Geleceğimizin temelini oluşturacak gençlerimizin sağlıklı bir gençlik döneminin ardından yetişkinlik dönemine adım atabilmeleri için onlara yardımcı olmak hepimizin görevi. Gençlerimizin sağlıklarıyla, psikolojileriyle veya sosyal sorunlarıyla ilgili problemlerini anlatabilecekleri, kolaylıkla danışmanlık hizmeti alabilecekleri merkezlere başvurabilmeleri bu konunun en kolay ve kestirme çözümlerinden biri.
Gençlik Merkezleri yeni bir oluşum değil aslında. Yakın zamana kadar ülkemizin farklı yerlerinde, sınırlı sayıdaki binası ile gençlerimize bir süre hizmet verdi bu merkezler. Sağlık Bakanlığı ve UNİCEF’in işbirliği ile 2003 yılından itibaren açılmaya başlanan Gençlik Merkezleri, gençlere yönelik danışmanlık ve sağlık hizmeti veren birinci basamak kuruluşlar olarak 2008 yılına kadar varlığını sürdürdü. Bu tarihe kadar sayısı 40’a ulaşan Gençlik Merkezleri, bu tarihten sonra Sağlık Bakanlığının dönüşüm politikası ile aile hekimliği uygulamasına geçmesinin ardından gelişimini durdurdu. Açıldığı ilk dönemlerde büyük ilgi ile karşılanan, önemle üzerinde durulan merkezler unutulmaya terk edildi ve maalesef buralara başvuran gençlerin sayısı da ciddi anlamda azaldı.
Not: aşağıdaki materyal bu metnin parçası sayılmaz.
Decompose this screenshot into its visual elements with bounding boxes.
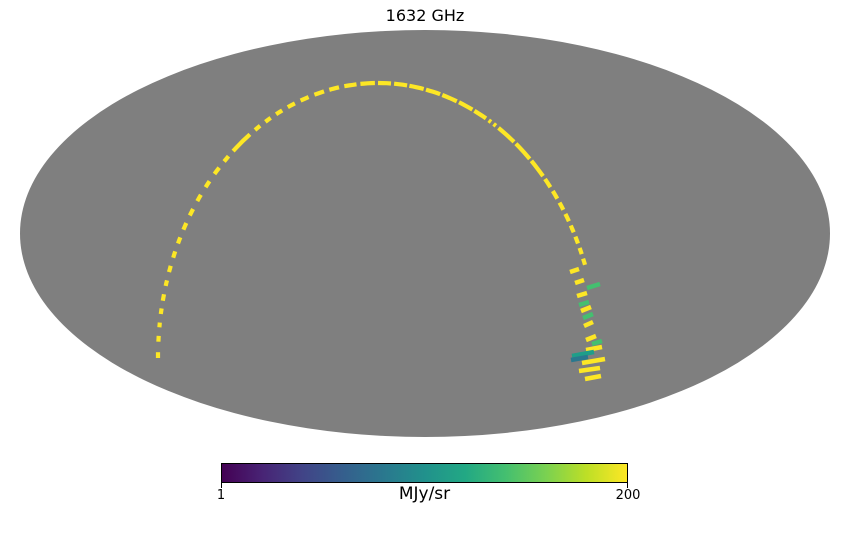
scan-dash [591, 338, 603, 347]
scan-dash [264, 116, 272, 124]
scan-dash [166, 265, 173, 273]
scan-dash [586, 281, 601, 291]
scan-dash [569, 266, 580, 275]
scan-dash [253, 124, 262, 132]
scan-dash [529, 159, 545, 178]
scan-dash [581, 356, 606, 366]
scan-dash [408, 83, 425, 92]
scan-dash [299, 95, 310, 103]
scan-dash [578, 365, 601, 374]
scan-dash [492, 122, 498, 128]
scan-dash [163, 279, 170, 287]
scan-dash [582, 311, 594, 321]
scan-dash [580, 304, 592, 314]
mollweide-ellipse [20, 30, 830, 437]
scan-dash [551, 189, 560, 200]
scan-dash [514, 142, 532, 161]
colorbar-tick-label-max: 200 [615, 488, 641, 503]
scan-dash [584, 373, 602, 382]
scan-dash [328, 85, 340, 92]
scan-dash [160, 293, 167, 302]
scan-dash [274, 108, 284, 117]
scan-ring [155, 80, 606, 382]
scan-dash [195, 193, 203, 203]
scan-dash [181, 222, 189, 231]
scan-dash [543, 177, 553, 189]
colorbar-unit-label: MJy/sr [398, 484, 451, 504]
scan-dash [576, 290, 588, 299]
scan-dash [557, 201, 566, 211]
scan-dash [176, 236, 183, 245]
scan-dash [578, 299, 590, 308]
scan-dash [158, 308, 164, 315]
scan-dash [487, 118, 493, 124]
scan-dash [568, 224, 576, 234]
colorbar-gradient [221, 463, 628, 483]
scan-dash [222, 154, 231, 163]
scan-dash [377, 80, 392, 86]
scan-dash [497, 126, 516, 144]
scan-dash [393, 81, 408, 88]
scan-dash [171, 250, 178, 259]
scan-dash [313, 89, 325, 97]
scan-dash [473, 109, 488, 121]
scan-dash [573, 235, 580, 245]
scan-dash [187, 208, 195, 217]
scan-dash [212, 166, 221, 176]
scan-dash [563, 212, 571, 223]
scan-dash [458, 100, 474, 112]
scan-dash [203, 180, 212, 189]
scan-dash [577, 247, 584, 255]
scan-dash [286, 101, 296, 110]
scan-dash [585, 333, 597, 343]
scan-dash [583, 319, 594, 329]
scan-dash [574, 277, 585, 286]
colorbar-tick-max [627, 483, 628, 488]
scan-dash [425, 87, 441, 97]
colorbar-tick-min [221, 483, 222, 488]
scan-dash [570, 354, 589, 363]
scan-dash [360, 80, 375, 86]
scan-dash [585, 344, 603, 353]
chart-title: 1632 GHz [385, 6, 465, 25]
colorbar-tick-label-min: 1 [216, 488, 226, 503]
scan-dash [231, 132, 252, 153]
scan-dash [343, 82, 357, 89]
scan-dash [581, 257, 588, 266]
scan-dash [441, 93, 458, 104]
scan-dash [571, 349, 595, 359]
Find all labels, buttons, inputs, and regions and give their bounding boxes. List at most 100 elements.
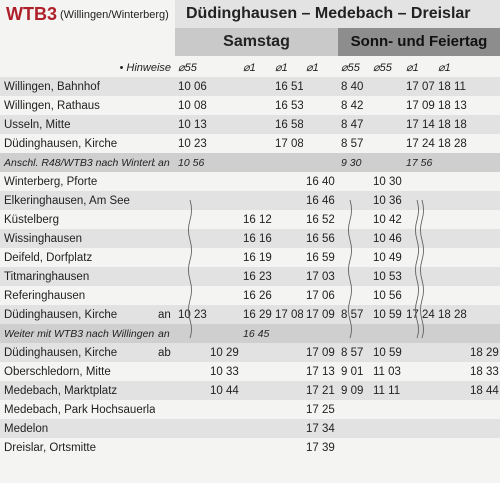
day-header: Samstag: [175, 28, 338, 56]
time-cell: 8 47: [338, 115, 371, 134]
time-cell: 10 59: [370, 305, 404, 324]
note-cell: ⌀1: [306, 62, 319, 74]
time-cell: [175, 324, 208, 343]
time-cell: [272, 419, 304, 438]
arrival-departure: [155, 229, 176, 248]
time-cell: 17 09: [303, 343, 339, 362]
time-cell: 8 40: [338, 77, 371, 96]
time-cell: [207, 134, 240, 153]
time-cell: [207, 210, 240, 229]
time-cell: [370, 324, 404, 343]
stop-name: Elkeringhausen, Am See: [0, 191, 155, 210]
stop-name: Düdinghausen, Kirche: [0, 305, 155, 324]
time-cell: [370, 134, 403, 153]
time-cell: 17 24: [403, 305, 436, 324]
time-cell: 10 08: [178, 99, 207, 112]
time-cell: [467, 134, 500, 153]
time-cell: [207, 438, 240, 457]
note-cell: ⌀55: [178, 62, 197, 74]
time-cell: 17 06: [306, 289, 335, 302]
notes-row: • Hinweise ⌀55 ⌀1 ⌀1 ⌀1 ⌀55 ⌀55 ⌀1 ⌀1: [0, 58, 500, 77]
time-cell: 10 23: [178, 137, 207, 150]
line-region: (Willingen/Winterberg): [60, 9, 169, 21]
time-cell: [175, 229, 208, 248]
time-cell: [403, 419, 436, 438]
time-cell: [435, 343, 468, 362]
arrival-departure: [155, 191, 176, 210]
time-cell: [175, 286, 207, 305]
arrival-departure: [155, 438, 175, 457]
time-cell: 10 59: [370, 343, 404, 362]
time-cell: [207, 305, 241, 324]
time-cell: 17 56: [403, 153, 436, 172]
time-cell: 10 44: [207, 381, 241, 400]
time-cell: 17 08: [272, 305, 304, 324]
time-cell: 18 28: [435, 305, 468, 324]
time-cell: [240, 172, 272, 191]
time-cell: 16 59: [306, 251, 335, 264]
time-cell: 16 46: [303, 191, 339, 210]
time-cell: [435, 191, 468, 210]
time-cell: 8 57: [338, 343, 371, 362]
time-cell: 16 45: [240, 324, 273, 343]
time-cell: 9 30: [338, 153, 371, 172]
time-cell: [338, 438, 370, 457]
time-cell: [338, 324, 371, 343]
time-cell: [370, 438, 403, 457]
arrival-departure: [155, 77, 176, 96]
time-cell: 10 42: [373, 213, 402, 226]
stop-name: Winterberg, Pforte: [4, 175, 98, 188]
timetable: • Hinweise ⌀55 ⌀1 ⌀1 ⌀1 ⌀55 ⌀55 ⌀1 ⌀1 Willingen, …: [0, 58, 500, 457]
arrival-departure: [155, 248, 175, 267]
time-cell: 17 21: [303, 381, 339, 400]
stop-row: Weiter mit WTB3 nach Willingen an 16 45: [0, 324, 500, 343]
time-cell: 16 19: [243, 251, 272, 264]
time-cell: [272, 248, 303, 267]
time-cell: [338, 172, 370, 191]
time-cell: [303, 96, 338, 115]
time-cell: [435, 419, 468, 438]
day-header: Sonn- und Feiertag: [338, 28, 500, 56]
time-cell: 18 13: [438, 99, 467, 112]
time-cell: [467, 96, 500, 115]
time-cell: [207, 172, 240, 191]
time-cell: [338, 191, 371, 210]
time-cell: [207, 229, 241, 248]
stop-name: Anschl. R48/WTB3 nach Winterberg: [0, 153, 155, 172]
time-cell: 17 03: [303, 267, 339, 286]
stop-row: Deifeld, Dorfplatz 16 19 16 59 10 49: [0, 248, 500, 267]
stop-name: Wissinghausen: [0, 229, 155, 248]
time-cell: [272, 229, 304, 248]
time-cell: [303, 134, 338, 153]
time-cell: [272, 324, 304, 343]
stop-row: Oberschledorn, Mitte 10 33 17 13 9 01 11 03 1…: [0, 362, 500, 381]
time-cell: 9 09: [338, 381, 371, 400]
line-code: WTB3: [6, 4, 57, 24]
time-cell: [403, 267, 436, 286]
time-cell: [338, 419, 371, 438]
time-cell: [175, 400, 207, 419]
note-cell: ⌀1: [243, 62, 256, 74]
time-cell: [435, 210, 467, 229]
arrival-departure: an: [155, 305, 176, 324]
time-cell: [175, 343, 208, 362]
time-cell: 11 11: [370, 381, 404, 400]
time-cell: [175, 248, 207, 267]
time-cell: 16 40: [306, 175, 335, 188]
time-cell: [207, 248, 240, 267]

Sağlık Bakanlığının yeni yapılanması içerisinde geri plana itilmiş durumda olan Gençlik Merkezlerinin tekrar canlandırılması gerekiyor. Bu canlandırma için çeşitli alternatifler düşünülebilir. Yerel yönetimler böyle bir görev üstlenebileceği gibi, belediyeler hizmet verdikleri bölgelerde, 250 bin nüfusa en az bir Gençlik Merkezi yapmak sureti ile bu merkezlerin yeniden hareketlenmesine ön ayak olabilirler. Diğer bir alternatif de Aile ve Sosyal Politikalar Bakanlığının bu işi yürütmesidir. Gönüllü yerel yönetimler ile Aile ve Sosyal Politikalar Bakanlığının bu konuda birlikte hareket etmesi konuya verilen ehemmiyetin anlaşılması açısından en doğru alternatif olacaktır.